Pitfall: Reactive Debugging Without Architecture Context¶
The Anti-Pattern¶
Diagnosing CI/CD, deployment, or infrastructure failures by chasing error messages (fix error → next error → next error) instead of first consulting the architecture documentation to understand: - What infrastructure actually exists - What the deployment flow is designed to be - What the machine capabilities are - What services should be running
Incident: 2026-04-09¶
A full session was spent debugging CI pipeline failures reactively. The actual root causes were: 1. An expired ArgoCD token (5-minute fix) 2. Admin-UI pod in CrashLoopBackOff (missing .next build)

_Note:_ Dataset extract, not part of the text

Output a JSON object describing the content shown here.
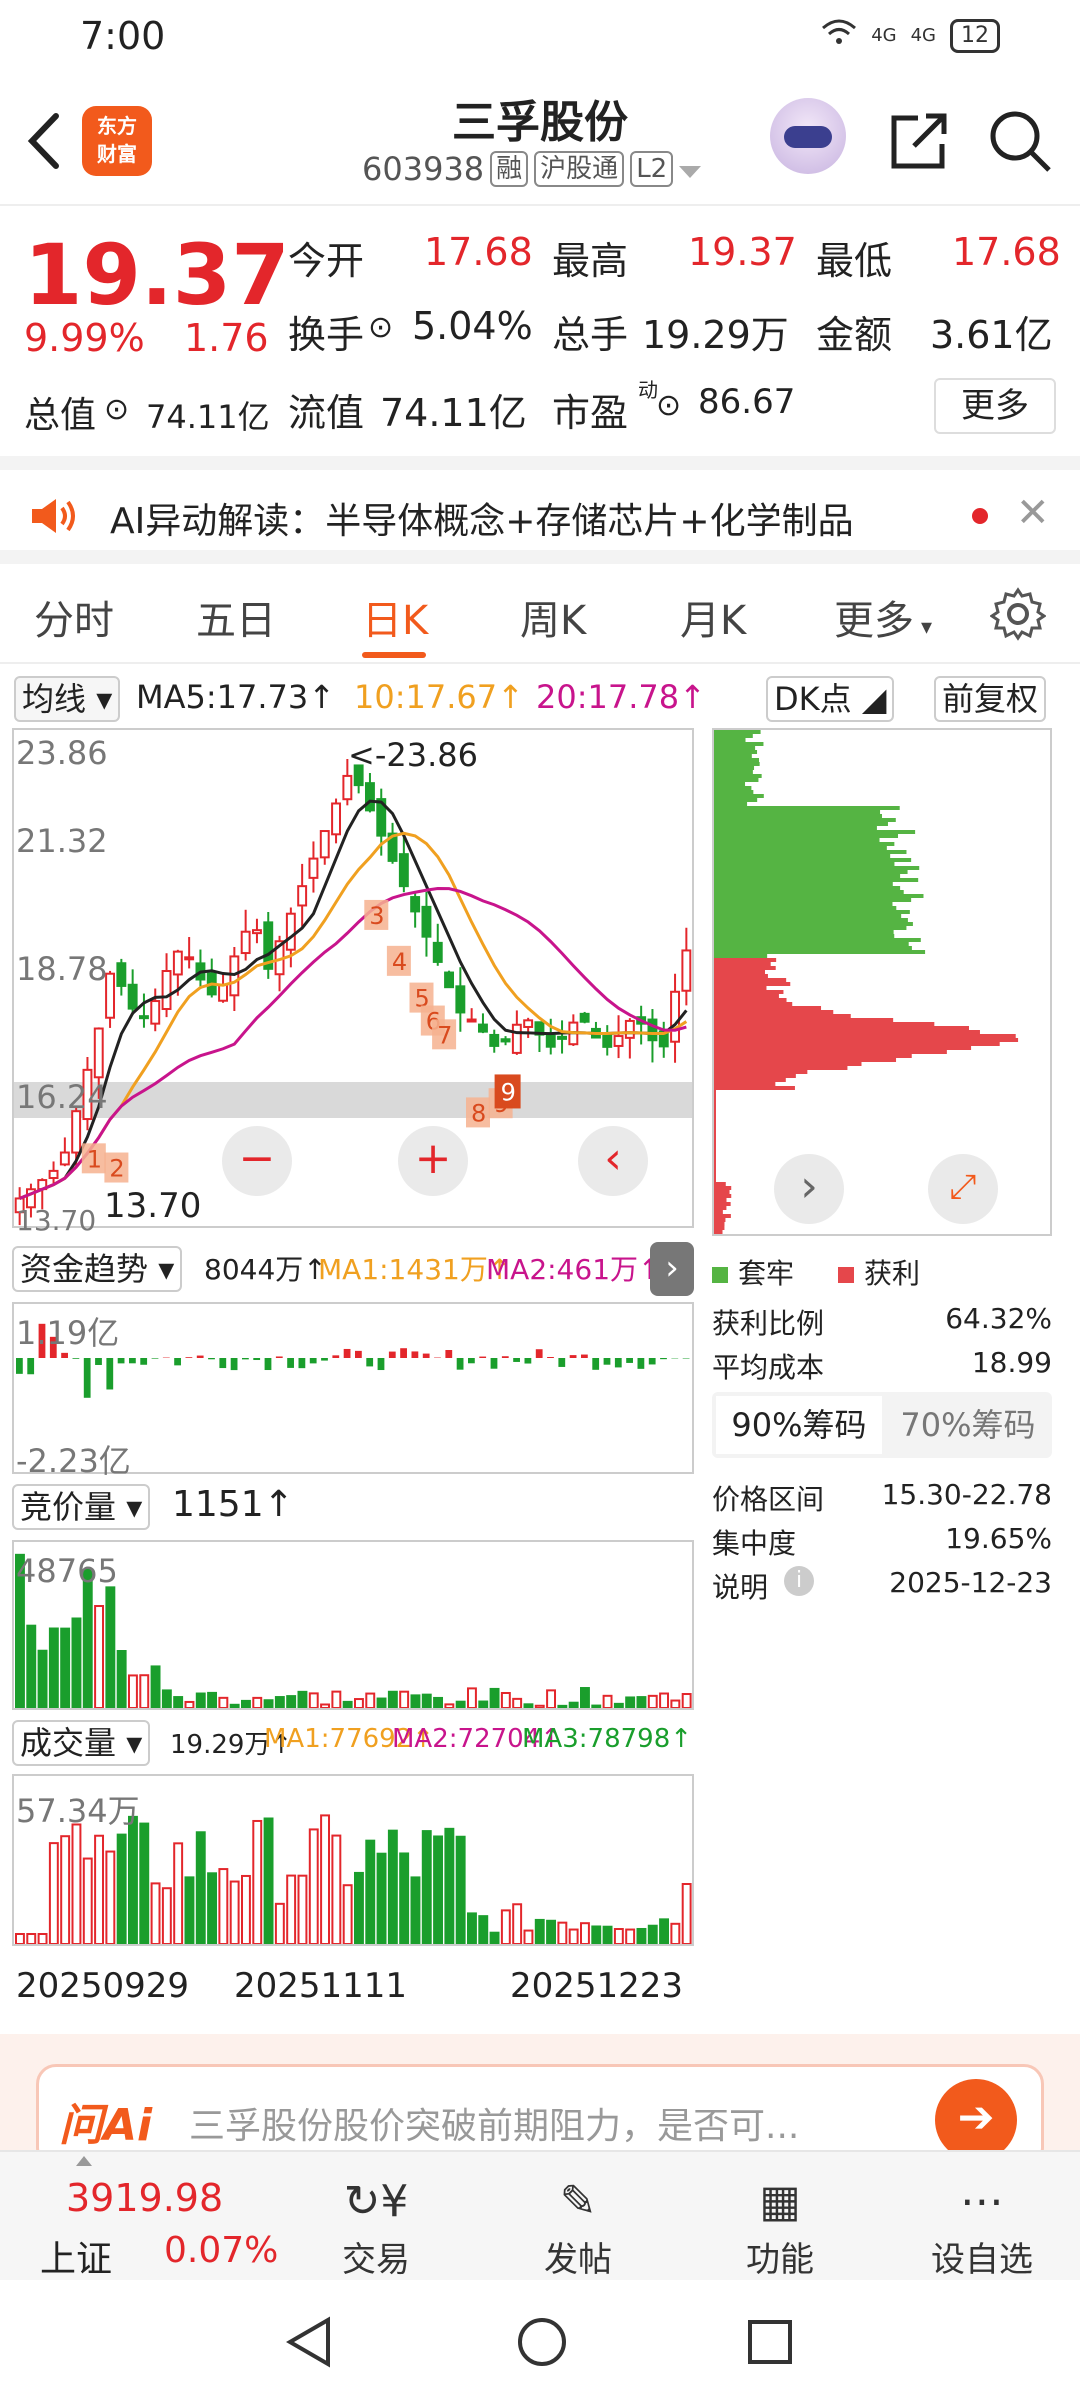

Instead of diagnosing from the architecture doc (production-deployment-architecture.md), the session produced:
- A failed DAST self-contained approach (commit + revert) — unnecessary because DAST was already correctly configured to scan the deployed app
- An incorrect "needs dedicated runner" conclusion — fort-knox-dev IS the dedicated 16c/64GB development environment
- 6 deferrals of "deploy:staging fix — separate concern" — it was a 5-minute ArgoCD token refresh
The Rule¶
BEFORE diagnosing any infrastructure issue:
- Read
ge-ops/wiki/docs/development/standards/production-deployment-architecture.md - Check actual infrastructure state:
kubectl get pods, service health endpoints - Verify the deployment target is running (admin-ui, orchestrator, etc.)

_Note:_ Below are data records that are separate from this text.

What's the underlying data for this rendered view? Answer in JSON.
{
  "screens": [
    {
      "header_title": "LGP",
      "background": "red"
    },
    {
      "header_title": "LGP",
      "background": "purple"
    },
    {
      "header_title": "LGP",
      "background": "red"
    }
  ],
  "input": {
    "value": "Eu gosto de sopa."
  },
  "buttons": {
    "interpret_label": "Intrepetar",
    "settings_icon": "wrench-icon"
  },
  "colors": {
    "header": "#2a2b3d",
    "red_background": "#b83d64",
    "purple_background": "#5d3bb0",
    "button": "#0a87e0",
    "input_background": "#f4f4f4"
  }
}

- THEN look at CI job logs
Verification Checklist¶
When a CI pipeline fails on deploy/integration/e2e:
- [ ] Is the target app running? (
kubectl get pods -n ge-system) - [ ] Is ArgoCD healthy? (
kubectl get pods -n argocd) - [ ] Is the ArgoCD token valid? (check
ARGOCD_AUTH_TOKENin CI variables) - [ ] Is the app reachable? (
curl http://admin-ui.ge.internal/api/system/health) - [ ] Is DNS working from pods? (CoreDNS
coredns-customConfigMap)
Key Facts (read, don't guess)¶
- fort-knox-dev = 8 cores / 16 threads, 64 GB RAM, 1 TB SSD
- fort-knox-dev IS the development/staging environment — there is no separate staging
- The CI runner runs ON this machine with
concurrent = 10 - Admin-UI deployment uses hostPath mount (
/home/claude/ge-bootstrap/admin-ui→/app) - Must have
.nextbuild on disk fornpm startto work - DAST scans the deployed app at
admin-ui.ge.internal, not a self-built server
Captured from INC-20260409 session. Applies to all agents and future Claude sessions.